Test: Platelets - blood cells that aid in clotting.

What test is for: Platelets are used up in severe clotting and can be reduced in number by antibodies to platelets.

What a positive test means: Low platelets occur for several reasons in lupus. All reasons need to be checked out since very low platelets are associated with spontaneous bleeding. Normal platelet count is around 150,000/cubic mL or blood.

What a negative test means: A normal platelet count means no problems in this system. Platelet function can, at times, still be abnormal, even if the number is normal.

07-03-2007, 11:21 AM
Hi Saysousie,

Further to my email yesterday, I could not find the section on this site that focuses on the tests which are conducted for SLE. My wife and friends believe that my level of denial may be beginning to work against me. I have for the most part crossed that threshold into acceptance and just want irrefutable evidence that I do have SLE.

FYI, what sold me was reading my blood tests which went back as far as last November. My sed rate was off the charts at 134 and my platelets, RBC's were both on the bad side. Outside of this my energy was sapped, especially late October onwards; so when my doctor ordered the ANA I was not surprised to see the positive number which coupled with my DLE convinced the doctors that I was on the cusp if not full blown SLE.

Also, outside of the disabling (at times) fatigue, my joints do ache in an odd way at varying times of the day.

Forgive the wordiness, but any thoughts?


PS How did you become so knowledgeable?!!!? I told my wife that you ought to be on the lecture circuit!

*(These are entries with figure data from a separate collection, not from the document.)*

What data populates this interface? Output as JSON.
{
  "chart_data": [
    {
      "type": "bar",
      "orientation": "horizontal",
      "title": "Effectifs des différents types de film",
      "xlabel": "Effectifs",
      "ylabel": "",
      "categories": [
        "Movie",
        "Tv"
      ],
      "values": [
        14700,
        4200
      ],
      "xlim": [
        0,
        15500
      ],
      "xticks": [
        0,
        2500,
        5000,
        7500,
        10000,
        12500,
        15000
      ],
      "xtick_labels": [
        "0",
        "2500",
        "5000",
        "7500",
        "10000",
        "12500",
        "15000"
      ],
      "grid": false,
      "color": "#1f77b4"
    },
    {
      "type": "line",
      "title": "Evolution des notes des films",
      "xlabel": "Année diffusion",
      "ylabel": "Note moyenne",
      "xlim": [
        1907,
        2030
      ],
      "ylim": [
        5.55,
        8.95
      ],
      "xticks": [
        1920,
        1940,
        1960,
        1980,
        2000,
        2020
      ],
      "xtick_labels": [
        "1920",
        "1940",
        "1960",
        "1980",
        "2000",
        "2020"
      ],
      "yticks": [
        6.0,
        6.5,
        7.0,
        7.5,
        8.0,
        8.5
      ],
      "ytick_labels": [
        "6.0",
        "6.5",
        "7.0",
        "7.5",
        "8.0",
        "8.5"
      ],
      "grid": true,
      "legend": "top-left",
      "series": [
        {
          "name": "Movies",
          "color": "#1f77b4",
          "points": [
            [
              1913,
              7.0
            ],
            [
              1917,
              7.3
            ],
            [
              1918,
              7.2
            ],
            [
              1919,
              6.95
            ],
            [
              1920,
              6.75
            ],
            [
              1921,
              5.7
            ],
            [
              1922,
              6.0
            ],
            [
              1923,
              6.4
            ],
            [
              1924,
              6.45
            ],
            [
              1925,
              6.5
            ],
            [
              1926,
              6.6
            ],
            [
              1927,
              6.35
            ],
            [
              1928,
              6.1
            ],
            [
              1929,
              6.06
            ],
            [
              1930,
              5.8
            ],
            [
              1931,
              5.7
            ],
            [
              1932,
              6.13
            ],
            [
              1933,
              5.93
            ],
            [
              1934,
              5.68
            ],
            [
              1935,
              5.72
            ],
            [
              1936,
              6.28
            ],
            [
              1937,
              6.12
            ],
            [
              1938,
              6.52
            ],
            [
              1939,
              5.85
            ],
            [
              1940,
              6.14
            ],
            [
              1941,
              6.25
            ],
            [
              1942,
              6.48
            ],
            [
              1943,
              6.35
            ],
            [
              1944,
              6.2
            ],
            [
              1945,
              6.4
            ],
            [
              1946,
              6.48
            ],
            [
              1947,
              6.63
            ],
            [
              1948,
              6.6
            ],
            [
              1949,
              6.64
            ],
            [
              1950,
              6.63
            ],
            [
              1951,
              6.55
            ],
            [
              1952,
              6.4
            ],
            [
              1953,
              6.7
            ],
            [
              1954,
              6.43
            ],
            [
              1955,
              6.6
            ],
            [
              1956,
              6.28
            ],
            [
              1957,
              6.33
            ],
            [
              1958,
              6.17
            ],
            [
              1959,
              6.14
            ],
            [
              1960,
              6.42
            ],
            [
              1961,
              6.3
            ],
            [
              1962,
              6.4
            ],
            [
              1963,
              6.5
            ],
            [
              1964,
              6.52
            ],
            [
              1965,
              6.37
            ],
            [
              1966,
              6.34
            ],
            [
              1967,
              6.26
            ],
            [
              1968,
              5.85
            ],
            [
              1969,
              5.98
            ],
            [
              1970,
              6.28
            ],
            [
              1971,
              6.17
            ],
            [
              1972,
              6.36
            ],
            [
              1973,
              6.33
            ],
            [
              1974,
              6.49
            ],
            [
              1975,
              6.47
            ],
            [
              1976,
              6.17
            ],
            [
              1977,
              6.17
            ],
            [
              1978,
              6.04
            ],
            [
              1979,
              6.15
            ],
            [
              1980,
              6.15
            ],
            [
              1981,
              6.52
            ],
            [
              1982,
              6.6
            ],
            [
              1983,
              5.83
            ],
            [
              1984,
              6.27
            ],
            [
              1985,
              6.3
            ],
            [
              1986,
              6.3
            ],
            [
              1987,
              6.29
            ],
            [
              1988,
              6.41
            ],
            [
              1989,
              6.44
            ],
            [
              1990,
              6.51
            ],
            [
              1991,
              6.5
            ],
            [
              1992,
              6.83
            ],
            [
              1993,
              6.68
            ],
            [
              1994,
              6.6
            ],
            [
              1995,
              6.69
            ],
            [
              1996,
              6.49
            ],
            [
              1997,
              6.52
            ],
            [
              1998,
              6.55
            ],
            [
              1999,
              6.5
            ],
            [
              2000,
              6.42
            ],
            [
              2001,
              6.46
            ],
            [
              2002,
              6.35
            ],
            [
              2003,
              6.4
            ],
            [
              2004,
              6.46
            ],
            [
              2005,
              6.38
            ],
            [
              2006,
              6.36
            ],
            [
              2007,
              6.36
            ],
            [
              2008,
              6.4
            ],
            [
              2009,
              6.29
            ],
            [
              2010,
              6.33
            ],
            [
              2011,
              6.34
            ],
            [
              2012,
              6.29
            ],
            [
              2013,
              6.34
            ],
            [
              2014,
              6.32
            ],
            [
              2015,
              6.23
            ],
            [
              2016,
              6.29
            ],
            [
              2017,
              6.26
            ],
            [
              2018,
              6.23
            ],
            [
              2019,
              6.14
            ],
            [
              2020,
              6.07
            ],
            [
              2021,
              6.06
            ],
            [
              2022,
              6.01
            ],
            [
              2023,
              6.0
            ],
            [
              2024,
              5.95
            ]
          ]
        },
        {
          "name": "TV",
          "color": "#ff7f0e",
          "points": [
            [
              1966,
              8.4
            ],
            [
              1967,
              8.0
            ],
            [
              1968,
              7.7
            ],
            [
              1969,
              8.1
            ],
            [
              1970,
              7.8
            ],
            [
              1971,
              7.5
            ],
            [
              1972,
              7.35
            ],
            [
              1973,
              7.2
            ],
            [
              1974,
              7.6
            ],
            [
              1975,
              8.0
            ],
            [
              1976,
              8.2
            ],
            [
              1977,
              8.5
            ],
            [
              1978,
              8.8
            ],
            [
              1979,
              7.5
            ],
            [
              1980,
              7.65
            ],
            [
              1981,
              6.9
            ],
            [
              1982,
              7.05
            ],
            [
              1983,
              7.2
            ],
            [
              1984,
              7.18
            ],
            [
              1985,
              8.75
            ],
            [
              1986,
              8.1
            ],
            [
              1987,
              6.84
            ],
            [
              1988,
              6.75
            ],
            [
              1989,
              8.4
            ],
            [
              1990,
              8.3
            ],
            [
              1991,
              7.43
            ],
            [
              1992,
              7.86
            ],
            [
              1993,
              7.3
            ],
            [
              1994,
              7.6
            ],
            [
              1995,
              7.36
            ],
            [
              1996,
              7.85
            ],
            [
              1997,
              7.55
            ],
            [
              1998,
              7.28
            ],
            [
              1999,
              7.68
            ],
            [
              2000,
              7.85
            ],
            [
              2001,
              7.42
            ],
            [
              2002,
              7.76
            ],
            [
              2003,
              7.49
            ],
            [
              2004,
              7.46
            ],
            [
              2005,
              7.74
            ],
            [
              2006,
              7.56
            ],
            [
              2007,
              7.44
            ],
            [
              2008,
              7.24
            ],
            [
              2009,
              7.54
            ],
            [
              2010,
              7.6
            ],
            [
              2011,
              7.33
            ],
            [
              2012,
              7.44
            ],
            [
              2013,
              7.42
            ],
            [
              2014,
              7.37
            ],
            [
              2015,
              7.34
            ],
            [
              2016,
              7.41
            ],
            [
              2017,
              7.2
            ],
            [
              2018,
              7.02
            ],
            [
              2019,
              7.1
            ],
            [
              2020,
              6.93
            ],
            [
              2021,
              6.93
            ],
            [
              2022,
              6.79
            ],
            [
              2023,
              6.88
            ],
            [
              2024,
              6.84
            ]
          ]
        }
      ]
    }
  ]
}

I guess my rheumy (as Teriod calls them) is right

irrefutable evidence???? this almost non existant with this disease, many of us that have it have taken years to DX ive had this crud for many years and just got DX last december, if i were to hazzard a guess, i would say the doctors dont know whats causing the protein right??, only after one of the many ana tests i took prooved positive along with high amounts of protein and hi blood pressure, peritonitis, RA,stroke and many other smaller ailments was i DX with sle lupus after fighting it for 6-7 years, after this, denial wasnt an option, it was more of a relief to know what the possible cause was

one more thing to add, stress plays a MAJOR roll, last year after stressing myself out with two jobs and school i had a major flare which contributed to my diagnosis

07-03-2007, 11:33 AM
WOW. saysuzie, how can one person retain so much information,Im severly impressed, it gets hard for me to remember what i have my degree in sometimes,

My best wishes go out to Marycain, if I were you I would ask, If a moderator cant do it, who can??

07-04-2007, 07:56 AM
I think you are right Teroid. Perhaps members would be willing to provide that information to only me or Conrad in order to preserve their privacy. I will do a poll sometime next week to see how the members feel about it and how they feel is the best way to provide an emergency contact!!

Peace and Blessings

07-06-2007, 03:33 PM
Hi SSousie,

Geez, tha was alot of great information all of which I copied and pasted to my Word program and then printed for further study. It says it all for me and I have a follow-up visit with my rheumatologist next week. At that time I will discuss further testing options and then following the visit will let you know how I fared at the appointment.

Once again you re a God-send, and am so glad I joined this site.

Take good care and stay in touch. Now if I could only put on some weight.
I am down 25 lbs from my normal weight and my waist size makes me feel like I am in the Cub scouts.

All the best,

07-07-2007, 10:12 AM
Hi John;
You are most welcome and, yes, I would really like to hear how your next visit with your rheumy goes.
I am a big advocate of being well informed. As you continue to learn about Lupus and how it affects you (since each of us is different), what treatments are available and what symptoms they work for, what other ailments tend to tag along with Lupus and how they can be treated, etc., I believe that you will be more able to be an advocate for YOUR health care and will be able to make informed decisions with your doctor and, at the very least, know how to stand up for yourself and demand action!!
I wish you the very best and know that we are here to help arm you with that information, to answer your questions and to provide as much support as we can.